David me miró con una sonrisa traviesa.

—¿Quieres uno?

—¿Un retrato? ¿Así, de nosotros? —pregunté, divertida.

—Claro. Para que quede constancia de que soy el tipo con la novia más bonita del planeta.

Yo rodé los ojos, pero no pude evitar reír.

—Va. Pero solo si no haces caras raras.

Nos sentamos juntos en la pequeña banquita frente al artista, todavía con los helados medio derretidos. Él nos pidió que nos miráramos, que nos relajáramos y que no posáramos tanto.

Y mientras el lápiz danzaba sobre el papel, el señor nos hizo preguntas suaves, como quien no tiene prisa y sabe que el arte es también conversación.

—¿Y tú, joven? —preguntó el hombre a David sin dejar de dibujar—. ¿Qué sientes por ella?

David abrió los ojos, sorprendido.
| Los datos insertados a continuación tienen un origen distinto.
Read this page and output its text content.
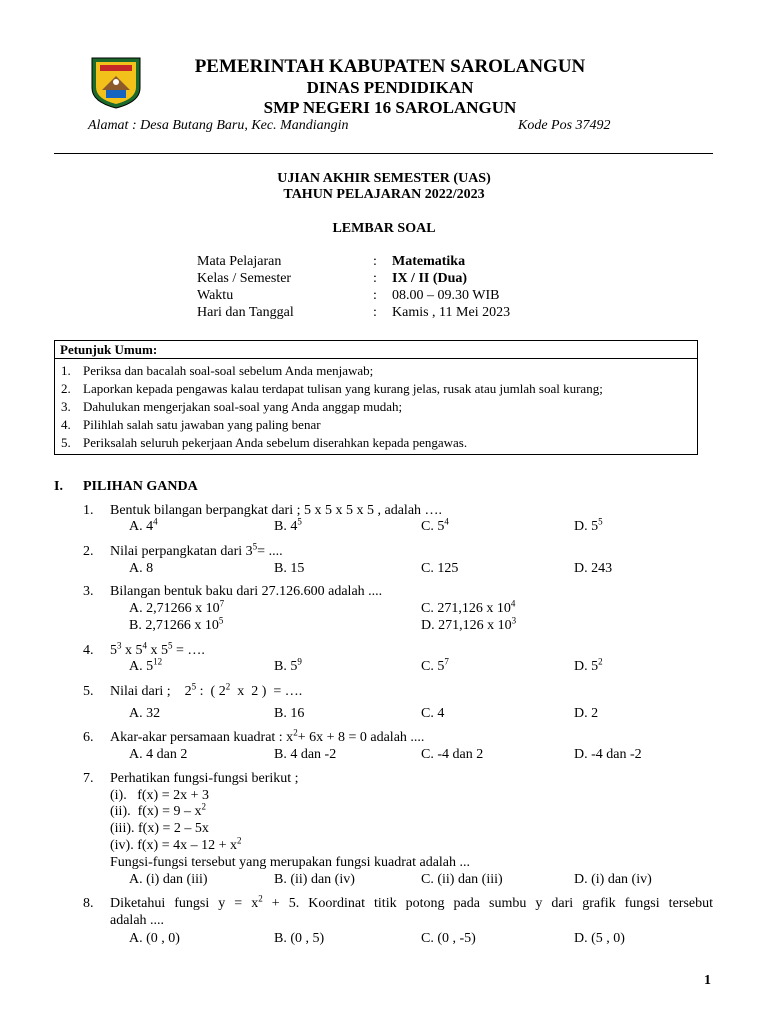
PEMERINTAH KABUPATEN SAROLANGUN
DINAS PENDIDIKAN
SMP NEGERI 16 SAROLANGUN
Alamat : Desa Butang Baru, Kec. Mandiangin	Kode Pos 37492
UJIAN AKHIR SEMESTER (UAS)
TAHUN PELAJARAN 2022/2023
LEMBAR SOAL
Mata Pelajaran	: Matematika
Kelas / Semester	: IX / II (Dua)
Waktu	: 08.00 – 09.30 WIB
Hari dan Tanggal	: Kamis , 11 Mei 2023
Petunjuk Umum:
1. Periksa dan bacalah soal-soal sebelum Anda menjawab;
2. Laporkan kepada pengawas kalau terdapat tulisan yang kurang jelas, rusak atau jumlah soal kurang;
3. Dahulukan mengerjakan soal-soal yang Anda anggap mudah;
4. Pilihlah salah satu jawaban yang paling benar
5. Periksalah seluruh pekerjaan Anda sebelum diserahkan kepada pengawas.
I. PILIHAN GANDA
1. Bentuk bilangan berpangkat dari ; 5 x 5 x 5 x 5 , adalah ….
A. $4^4$	B. $4^5$	C. $5^4$	D. $5^5$
2. Nilai perpangkatan dari $3^5=$ ....
A. 8	B. 15	C. 125	D. 243
3. Bilangan bentuk baku dari 27.126.600 adalah ....
A. 2,71266 x $10^7$	C. 271,126 x $10^4$
B. 2,71266 x $10^5$	D. 271,126 x $10^3$
4. $5^3$ x $5^4$ x $5^5$ = ….
A. $5^{12}$	B. $5^9$	C. $5^7$	D. $5^2$
5. Nilai dari ;    $2^5$ :  ( $2^2$  x  2 )  = ….
A. 32	B. 16	C. 4	D. 2
6. Akar-akar persamaan kuadrat : $x^2+ 6x + 8 = 0$ adalah ....
A. 4 dan 2	B. 4 dan -2	C. -4 dan 2	D. -4 dan -2
7. Perhatikan fungsi-fungsi berikut ;
(i).   f(x) = 2x + 3
(ii).  $f(x) = 9 - x^2$
(iii). f(x) = 2 – 5x
(iv). $f(x) = 4x - 12 + x^2$
Fungsi-fungsi tersebut yang merupakan fungsi kuadrat adalah ...
A. (i) dan (iii)	B. (ii) dan (iv)	C. (ii) dan (iii)	D. (i) dan (iv)
8. Diketahui fungsi $y = x^2 + 5$. Koordinat titik potong pada sumbu y dari grafik fungsi tersebut
adalah ....
A. (0 , 0)	B. (0 , 5)	C. (0 , -5)	D. (5 , 0)
1
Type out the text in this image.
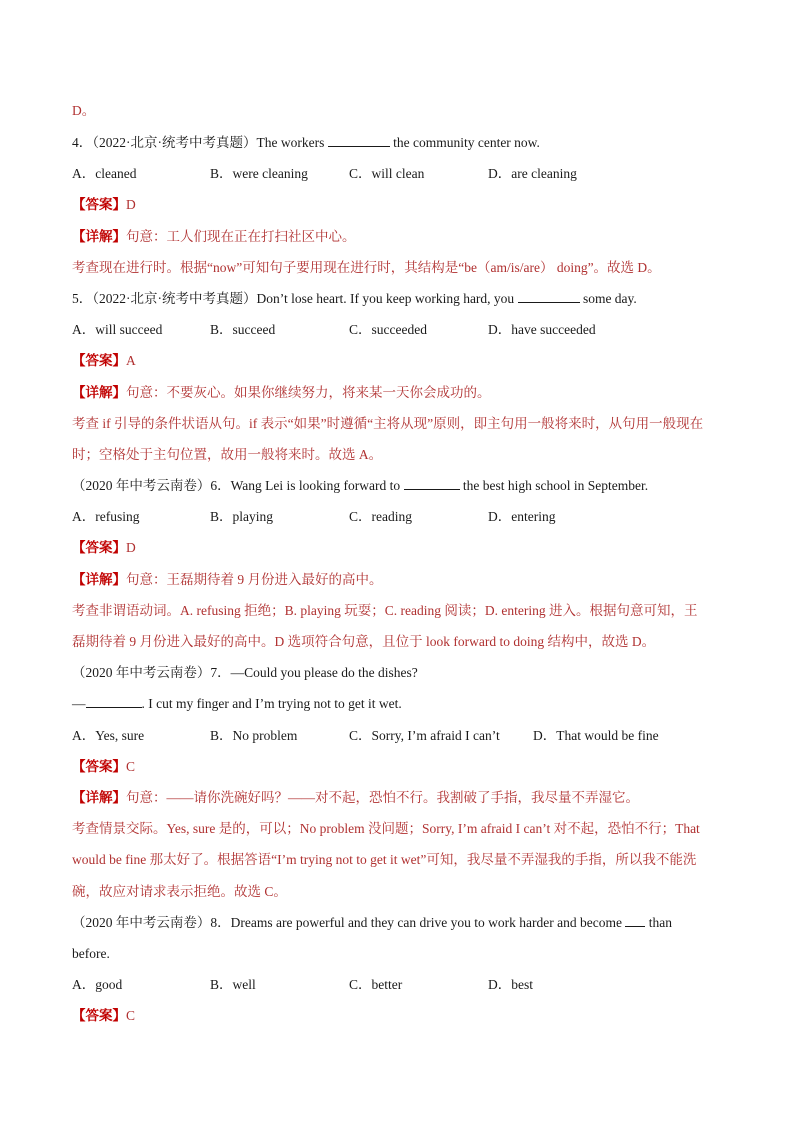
D。
4．（2022·北京·统考中考真题）The workers	the community center now.
A．cleaned	B．were cleaning	C．will clean	D．are cleaning
【答案】D
【详解】句意：工人们现在正在打扫社区中心。
考查现在进行时。根据“now”可知句子要用现在进行时，其结构是“be（am/is/are） doing”。故选 D。
5．（2022·北京·统考中考真题）Don’t lose heart. If you keep working hard, you	some day.
A．will succeed	B．succeed	C．succeeded	D．have succeeded
【答案】A
【详解】句意：不要灰心。如果你继续努力，将来某一天你会成功的。
考查 if 引导的条件状语从句。if 表示“如果”时遵循“主将从现”原则，即主句用一般将来时，从句用一般现在
时；空格处于主句位置，故用一般将来时。故选 A。
（2020 年中考云南卷）6．Wang Lei is looking forward to	the best high school in September.
A．refusing	B．playing	C．reading	D．entering
【答案】D
【详解】句意：王磊期待着 9 月份进入最好的高中。
考查非谓语动词。A. refusing 拒绝；B. playing 玩耍；C. reading 阅读；D. entering 进入。根据句意可知，王
磊期待着 9 月份进入最好的高中。D 选项符合句意，且位于 look forward to doing 结构中，故选 D。
（2020 年中考云南卷）7．—Could you please do the dishes?
—	. I cut my finger and I’m trying not to get it wet.
A．Yes, sure	B．No problem	C．Sorry, I’m afraid I can’t D．That would be fine
【答案】C
【详解】句意：——请你洗碗好吗？——对不起，恐怕不行。我割破了手指，我尽量不弄湿它。
考查情景交际。Yes, sure 是的，可以；No problem 没问题；Sorry, I’m afraid I can’t 对不起，恐怕不行；That
would be fine 那太好了。根据答语“I’m trying not to get it wet”可知，我尽量不弄湿我的手指，所以我不能洗
碗，故应对请求表示拒绝。故选 C。
（2020 年中考云南卷）8．Dreams are powerful and they can drive you to work harder and become than
before.
A．good	B．well	C．better	D．best
【答案】C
Me miró y me sonrojé en automático.

—¿Así de directo? —bromeó.

—La verdad sale mejor cuando uno no la espera —respondió el artista con una sonrisa.

David se rascó la nuca. Luego se inclinó hacia adelante, como si no pudiera contenerlo más.

—Estoy enamorado de ella —dijo, y su voz no tembló—. Como nunca creí que iba a estarlo de alguien. La amo. De verdad.

Lo miré con los ojos muy abiertos, el corazón latiéndome tan fuerte que pensé que se me notaba.

Pero David no terminó ahí.

Se puso de pie de golpe, levantó los brazos y gritó, sin importarle quién lo escuchara:

—¡La amo! ¡Amo a mi novia! ¡Soy el chico más afortunado del universo entero por tenerla!

Varios transeúntes voltearon sorprendidos. Algunos sonrieron. Una niña aplaudió. Yo lo miraba entre divertida y avergonzada, pero no podía dejar de sonreír. No por la escena, sino por lo que había sentido al oírlo: que nada, nunca, había sonado más sincero.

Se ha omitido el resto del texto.